The question for each and every one of us is this: what sort of legacy are we leaving? Will it be for this world only, or will it endure into all eternity? Will you seek to be a Mick Jagger or a Brother Andrew? I know which camp I want to be in. Choose wisely.
In sum, one friend that I knew in Holland just posted this on the social media. I am not sure if she wrote it or just shared it from someone else. But it is a fitting tribute indeed:
Dear Anne, we knew you would be leaving one day to personally meet and stand before the Father, His Son Jesus, and the Holy Spirit who you loved and served with all your heart and strength. That day has finally come, and we can only try to imagine what it was like for you to enter into the presence of God, having run your race as you did, and finishing it so well! You must have had a joyous reunion with Corrie, your family and friends, and some of the team who went before you! All the weight you carried for the persecuted Christians and unreached people has finally been lifted from your heart now, so we choose to think of the victory and joy you are celebrating, and not the hole you have left behind. You fought the good fight God put before you as few ever have. You truly were a very ordinary man, as you claim, but God living through you, made you and your life anything but ordinary. Thank you for challenging us to love the world as God loves the world. We saw how you even loved the terrorists with the heart of a father. Thank you for showing us what it means to lay your life down for your brothers and sisters. Thank you for your friendship. We will carry on the battle we once shared with you … us from here, and you from above until we meet again. The verse that tells us there is a great cloud of witnesses watching us run our race has taken on new meaning tonight as I learned you have joined that crowd. You were faithful and victorious to the end! To God be the glory!

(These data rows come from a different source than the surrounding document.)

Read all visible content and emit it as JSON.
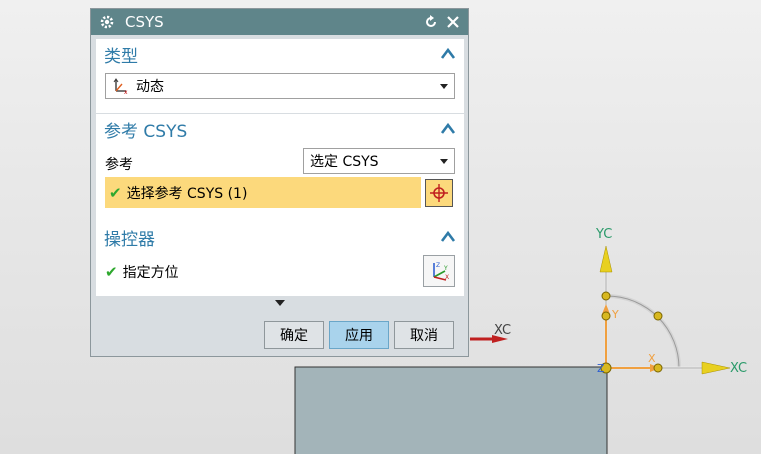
{
  "dialog": {
    "title": "CSYS",
    "title_icon": "gear-icon",
    "reset_icon": "reset-icon",
    "close_icon": "close-icon"
  },
  "groups": {
    "type": {
      "title": "类型",
      "selected": "动态",
      "selected_icon": "dynamic-csys-icon"
    },
    "reference": {
      "title": "参考 CSYS",
      "ref_label": "参考",
      "ref_selected": "选定 CSYS",
      "select_label": "选择参考 CSYS (1)",
      "select_icon": "crosshair-icon"
    },
    "manipulator": {
      "title": "操控器",
      "orient_label": "指定方位",
      "orient_icon": "csys-orient-icon"
    }
  },
  "footer": {
    "ok": "确定",
    "apply": "应用",
    "cancel": "取消"
  },
  "viewport": {
    "xc": "XC",
    "yc": "YC",
    "x": "X",
    "y": "Y",
    "z": "Z",
    "xc_small": "XC"
  },
  "colors": {
    "title_bar": "#5f858a",
    "group_title": "#2f7ba8",
    "selection_highlight": "#fcd97c",
    "apply_button": "#a9d3ec",
    "axis_yellow": "#e8d020",
    "axis_orange": "#f0a040",
    "block": "#a3b4b9"
  }
}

9 Replies to “Leaving a Legacy: A Study in Contrasts”
Thanks for sharing Bill
What a lovely tribute to a wonderful man, doing Gods work for so many years
A beautiful tribute. I tell the story of Brother Andrew to children and adults at church gatherings. There are so many remarkable aspects of his life that it makes a fascinating narrative. I’m thinking especially of his childhood penchant for mischief and how God used his talent for daring in a completely just cause. I could go on all day about how his example inspires me. Thank you for sharing.
THANK YOU BILL.
Thanks for that Susie.
Can this be anonymous, Bill?
I started reading Keith Richard’s autobiography, Life, published in 2010, a few days before this post. It begins with an account of that 1972 tour to the USA, the drug busts, the concerts that featured a large blow-up penis on stage, etc. I got about 80 pages into it, remembering the records and the bands that were around in Keith’s early days growing up in a working-class English neighbourhood. I was researching, but it was predictable and as I flicked ahead, the tale of sex, drugs and rock ‘n’ roll unfolded as I had lived it. The sexual revolution was part of the rebellion that swept the world. The drugs took many lives, but the sex probably accounts for more and I began to look through the Index. I was in that world for three decades, until I was saved. Indeed, the Stones need our prayers as do many who survived those years. From my perspective, this lifestyle cumulatively ruined more lives than some wars of the twentieth century. Some of us were pulled from the fire. I put my stage clothes in the wheelie bin and give thanks to the Lord. People like Brother Andrew were watchmen. They saw it coming, but were ridiculed by the hipsters.